In my Spectator column this week I’ve posed the question: did the BBC breach its own impartiality rules by keeping critics of the government’s pandemic response off the air during the first lockdown? Judging from facts that have emerged as part of the Telegraph’s ongoing investigation into the activities of the counter-Disinformation Unit (CDU), the answer appears to be ‘yes’. Here’s the key section from my column:
The head of the CDU, Sarah Connolly, says that one of its functions was “passing information” to social media companies to “encourage… the swift takedown” of posts it regarded as suspect. That’s worrying because we know that the CDU ignored an instruction from the Cabinet Office not to include ‘opinions’ in its definition of mis- and disinformation. Among the content flagged by the censors were criticisms of the Government’s decision to close schools by Molly Kingsley, the co-founder of a children’s campaign group.
Did the CDU’s attempts to suppress dissent extend to the BBC? Connolly also chaired the Counter Disinformation Policy Forum, a group that included academics, lobbyists, tech companies and – crucially – a representative from the BBC. This was Jessica Cecil, founder of the Trusted News Initiative, a consortium that includes Facebook, Google, Microsoft and Twitter, and which was recently accused in a Texas court of getting those companies to remove dissident views about lockdowns and vaccines.
The BBC has played down the significance of Cecil’s attendance, claiming she was there in an “observer-only capacity”. But in the context of other things we know about the Beeb’s lockdown coverage, it looks a bit suspicious. “People were suggesting eminently qualified experts as alternative voices, but in my experience not one of them was put on air,” an ex-BBC employee told the Telegraph. Other BBC journalists describe a “climate of fear” in which anyone questioning the wisdom of the lockdown policy was “openly mocked”.

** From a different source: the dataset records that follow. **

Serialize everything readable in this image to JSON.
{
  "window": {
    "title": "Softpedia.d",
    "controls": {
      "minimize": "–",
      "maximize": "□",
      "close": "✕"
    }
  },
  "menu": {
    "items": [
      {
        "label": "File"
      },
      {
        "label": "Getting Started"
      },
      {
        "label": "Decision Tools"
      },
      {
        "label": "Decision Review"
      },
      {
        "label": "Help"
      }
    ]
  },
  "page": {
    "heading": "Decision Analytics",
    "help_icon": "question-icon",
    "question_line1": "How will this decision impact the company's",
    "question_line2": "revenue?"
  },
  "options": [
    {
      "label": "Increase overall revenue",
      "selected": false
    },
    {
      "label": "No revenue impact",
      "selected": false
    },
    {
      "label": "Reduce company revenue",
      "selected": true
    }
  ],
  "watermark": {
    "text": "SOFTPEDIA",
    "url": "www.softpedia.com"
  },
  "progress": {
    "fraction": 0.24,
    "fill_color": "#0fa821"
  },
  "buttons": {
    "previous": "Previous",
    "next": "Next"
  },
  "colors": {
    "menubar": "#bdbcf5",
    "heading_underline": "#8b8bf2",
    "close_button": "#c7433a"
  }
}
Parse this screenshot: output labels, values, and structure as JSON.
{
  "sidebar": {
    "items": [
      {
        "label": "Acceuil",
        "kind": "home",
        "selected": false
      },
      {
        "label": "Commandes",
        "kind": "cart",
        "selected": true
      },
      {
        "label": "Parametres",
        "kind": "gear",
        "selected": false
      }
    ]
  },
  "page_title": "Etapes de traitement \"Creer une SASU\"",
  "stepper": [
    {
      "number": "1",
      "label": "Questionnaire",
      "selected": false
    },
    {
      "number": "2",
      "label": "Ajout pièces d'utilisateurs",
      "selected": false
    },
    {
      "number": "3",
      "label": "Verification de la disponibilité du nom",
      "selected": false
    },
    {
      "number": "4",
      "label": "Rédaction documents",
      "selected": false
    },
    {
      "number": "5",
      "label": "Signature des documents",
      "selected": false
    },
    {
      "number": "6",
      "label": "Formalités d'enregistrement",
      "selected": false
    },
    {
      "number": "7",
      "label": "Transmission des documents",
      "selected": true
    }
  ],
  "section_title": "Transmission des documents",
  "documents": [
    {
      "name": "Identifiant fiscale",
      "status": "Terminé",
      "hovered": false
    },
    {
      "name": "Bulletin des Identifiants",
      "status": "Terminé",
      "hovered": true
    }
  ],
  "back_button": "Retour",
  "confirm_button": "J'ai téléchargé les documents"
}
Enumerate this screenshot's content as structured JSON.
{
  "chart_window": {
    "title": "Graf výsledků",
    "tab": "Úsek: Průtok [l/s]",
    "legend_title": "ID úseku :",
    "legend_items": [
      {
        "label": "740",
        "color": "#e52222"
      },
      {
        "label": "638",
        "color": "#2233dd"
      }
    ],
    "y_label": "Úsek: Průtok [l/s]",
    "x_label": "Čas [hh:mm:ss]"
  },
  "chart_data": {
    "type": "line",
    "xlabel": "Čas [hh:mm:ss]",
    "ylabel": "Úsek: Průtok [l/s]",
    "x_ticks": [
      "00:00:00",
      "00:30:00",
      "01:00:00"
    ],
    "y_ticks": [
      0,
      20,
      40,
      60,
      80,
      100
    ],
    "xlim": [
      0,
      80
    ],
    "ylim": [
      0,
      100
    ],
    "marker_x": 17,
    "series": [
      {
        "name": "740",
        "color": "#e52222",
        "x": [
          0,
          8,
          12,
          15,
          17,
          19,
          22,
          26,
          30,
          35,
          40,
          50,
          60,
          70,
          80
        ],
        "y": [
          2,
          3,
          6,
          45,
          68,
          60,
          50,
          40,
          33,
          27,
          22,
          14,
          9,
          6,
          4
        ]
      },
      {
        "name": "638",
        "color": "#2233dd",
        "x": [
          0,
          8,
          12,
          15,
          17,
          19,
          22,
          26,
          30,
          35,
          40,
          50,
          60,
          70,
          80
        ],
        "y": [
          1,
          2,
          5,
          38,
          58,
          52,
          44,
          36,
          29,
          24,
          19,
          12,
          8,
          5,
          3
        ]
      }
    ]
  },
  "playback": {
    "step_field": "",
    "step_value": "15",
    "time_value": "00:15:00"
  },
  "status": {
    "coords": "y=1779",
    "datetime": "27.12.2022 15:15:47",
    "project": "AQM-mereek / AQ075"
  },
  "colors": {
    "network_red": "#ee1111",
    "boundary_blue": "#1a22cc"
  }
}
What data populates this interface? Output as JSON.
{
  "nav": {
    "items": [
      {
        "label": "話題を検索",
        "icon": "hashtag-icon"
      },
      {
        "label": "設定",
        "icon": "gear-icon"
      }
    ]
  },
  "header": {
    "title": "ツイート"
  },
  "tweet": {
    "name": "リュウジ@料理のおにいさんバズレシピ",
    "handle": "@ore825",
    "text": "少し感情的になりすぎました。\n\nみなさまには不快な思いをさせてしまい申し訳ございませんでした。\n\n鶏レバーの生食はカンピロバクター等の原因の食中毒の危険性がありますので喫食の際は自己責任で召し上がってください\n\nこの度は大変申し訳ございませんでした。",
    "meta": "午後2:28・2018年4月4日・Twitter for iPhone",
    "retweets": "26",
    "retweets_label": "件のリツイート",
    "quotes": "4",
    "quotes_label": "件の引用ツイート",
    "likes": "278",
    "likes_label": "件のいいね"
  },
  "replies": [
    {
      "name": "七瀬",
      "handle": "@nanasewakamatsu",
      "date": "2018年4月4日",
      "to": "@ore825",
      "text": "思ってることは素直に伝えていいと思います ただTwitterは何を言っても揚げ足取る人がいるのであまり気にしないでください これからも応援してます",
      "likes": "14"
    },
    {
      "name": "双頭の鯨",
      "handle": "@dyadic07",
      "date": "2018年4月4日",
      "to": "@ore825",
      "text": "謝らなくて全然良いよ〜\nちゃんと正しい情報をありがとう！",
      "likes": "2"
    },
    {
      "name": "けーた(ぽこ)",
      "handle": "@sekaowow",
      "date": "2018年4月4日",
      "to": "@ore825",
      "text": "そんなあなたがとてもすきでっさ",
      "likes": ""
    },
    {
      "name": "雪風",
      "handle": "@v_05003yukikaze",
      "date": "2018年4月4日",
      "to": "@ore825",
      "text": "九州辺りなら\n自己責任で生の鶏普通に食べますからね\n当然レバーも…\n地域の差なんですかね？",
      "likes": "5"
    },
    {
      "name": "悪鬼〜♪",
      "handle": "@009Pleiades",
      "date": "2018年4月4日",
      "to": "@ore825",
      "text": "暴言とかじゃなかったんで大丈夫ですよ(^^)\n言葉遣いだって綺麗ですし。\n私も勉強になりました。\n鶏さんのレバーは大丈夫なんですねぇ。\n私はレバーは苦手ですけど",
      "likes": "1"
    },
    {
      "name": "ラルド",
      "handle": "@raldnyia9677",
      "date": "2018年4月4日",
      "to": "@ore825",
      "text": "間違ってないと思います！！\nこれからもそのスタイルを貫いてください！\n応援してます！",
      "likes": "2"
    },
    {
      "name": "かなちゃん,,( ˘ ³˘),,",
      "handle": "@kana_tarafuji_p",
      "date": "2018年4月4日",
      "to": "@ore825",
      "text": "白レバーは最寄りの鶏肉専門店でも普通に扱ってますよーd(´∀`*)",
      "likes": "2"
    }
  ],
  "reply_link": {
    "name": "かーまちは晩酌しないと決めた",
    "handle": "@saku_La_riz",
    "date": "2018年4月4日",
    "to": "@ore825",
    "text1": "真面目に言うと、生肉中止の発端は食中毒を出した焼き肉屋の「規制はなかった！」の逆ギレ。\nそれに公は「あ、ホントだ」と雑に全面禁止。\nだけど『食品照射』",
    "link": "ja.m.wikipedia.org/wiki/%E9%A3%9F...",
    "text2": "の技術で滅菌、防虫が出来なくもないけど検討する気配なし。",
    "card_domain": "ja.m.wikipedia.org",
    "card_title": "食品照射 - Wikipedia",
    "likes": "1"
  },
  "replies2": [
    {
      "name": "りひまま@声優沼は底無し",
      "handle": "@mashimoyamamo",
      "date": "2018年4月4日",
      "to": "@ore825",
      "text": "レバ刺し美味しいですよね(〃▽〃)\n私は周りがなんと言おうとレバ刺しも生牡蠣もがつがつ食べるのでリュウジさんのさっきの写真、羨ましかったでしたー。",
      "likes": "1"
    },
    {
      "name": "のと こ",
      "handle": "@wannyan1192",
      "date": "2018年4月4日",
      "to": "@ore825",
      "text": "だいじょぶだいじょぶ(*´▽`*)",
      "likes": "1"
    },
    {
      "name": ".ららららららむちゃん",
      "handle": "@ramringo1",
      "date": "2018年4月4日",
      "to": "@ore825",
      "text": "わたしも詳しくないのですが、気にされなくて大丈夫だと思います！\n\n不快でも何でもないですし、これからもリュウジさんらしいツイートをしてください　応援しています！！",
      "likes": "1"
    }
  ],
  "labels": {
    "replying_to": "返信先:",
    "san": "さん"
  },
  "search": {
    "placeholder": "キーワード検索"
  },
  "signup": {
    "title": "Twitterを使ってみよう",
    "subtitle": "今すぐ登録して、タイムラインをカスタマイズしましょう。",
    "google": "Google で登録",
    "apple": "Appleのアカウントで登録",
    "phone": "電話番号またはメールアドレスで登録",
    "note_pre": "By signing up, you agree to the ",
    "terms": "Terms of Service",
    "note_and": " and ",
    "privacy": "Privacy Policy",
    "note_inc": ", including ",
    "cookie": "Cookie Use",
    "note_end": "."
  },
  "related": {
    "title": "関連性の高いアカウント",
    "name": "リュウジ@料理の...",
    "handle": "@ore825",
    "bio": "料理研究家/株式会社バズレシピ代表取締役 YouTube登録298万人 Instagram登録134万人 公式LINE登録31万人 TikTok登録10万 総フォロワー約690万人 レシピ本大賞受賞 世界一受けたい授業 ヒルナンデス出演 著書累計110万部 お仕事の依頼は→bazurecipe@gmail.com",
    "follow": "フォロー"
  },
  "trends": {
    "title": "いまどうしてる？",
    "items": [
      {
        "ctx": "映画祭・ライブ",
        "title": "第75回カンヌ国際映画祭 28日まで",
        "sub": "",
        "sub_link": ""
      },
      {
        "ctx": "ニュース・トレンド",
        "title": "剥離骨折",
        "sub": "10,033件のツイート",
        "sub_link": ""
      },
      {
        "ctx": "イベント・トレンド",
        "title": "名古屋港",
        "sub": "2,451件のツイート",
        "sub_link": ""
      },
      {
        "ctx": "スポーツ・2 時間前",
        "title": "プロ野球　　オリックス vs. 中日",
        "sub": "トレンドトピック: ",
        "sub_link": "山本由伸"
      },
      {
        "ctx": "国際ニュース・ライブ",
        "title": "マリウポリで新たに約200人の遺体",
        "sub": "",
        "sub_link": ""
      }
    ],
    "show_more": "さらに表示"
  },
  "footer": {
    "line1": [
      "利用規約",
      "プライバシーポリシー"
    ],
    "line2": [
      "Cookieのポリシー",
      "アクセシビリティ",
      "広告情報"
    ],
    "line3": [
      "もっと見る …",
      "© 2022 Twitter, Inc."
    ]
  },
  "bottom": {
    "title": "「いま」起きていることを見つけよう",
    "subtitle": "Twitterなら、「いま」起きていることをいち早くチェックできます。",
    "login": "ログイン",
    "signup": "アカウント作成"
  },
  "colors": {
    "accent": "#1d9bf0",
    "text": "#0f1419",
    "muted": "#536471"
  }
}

When dissenting experts did slip through the net, they weren’t always given a fair hearing. In October 2020, Sunetra Gupta, one of the signatories of the anti-lockdown Great Barrington Declaration, was invited on to BBC News to talk about new lockdown measures. Yet just before she was due to go on air a producer told her not to mention the declaration. Where did that instruction come from?
In September 2020, Susan Michie, then a member of Sage and a zealous supporter of Covid restrictions, complained on Twitter that she’d been booked on to the Today programme to discuss the Great Barrington Declaration with Professor Gupta on the understanding that the scientists behind it would be portrayed as cranks. But to her irritation, Gupta was, for once, allowed to set out her stall. “I was assured that this would not be held as an even-handed debate,“ wrote Michie. Who gave her that assurance? And why were the normal impartiality rules being waived?
Worth reading in full.
Stop Press: Matt Taibbi, Michael Shellenberger and Russell Brand have organised a conference at Central Hall, Westminster on June 22nd to discuss what they call the ‘Censorship Industrial Complex’. It’s part of an effort to create a global Freedom Alliance to tackle the international efforts to suppress dissenting opinions under the pretext of ‘protecting’ the public from ‘mis-’ and ‘disinformation’. You can purchase tickets to the event at Central Hall here.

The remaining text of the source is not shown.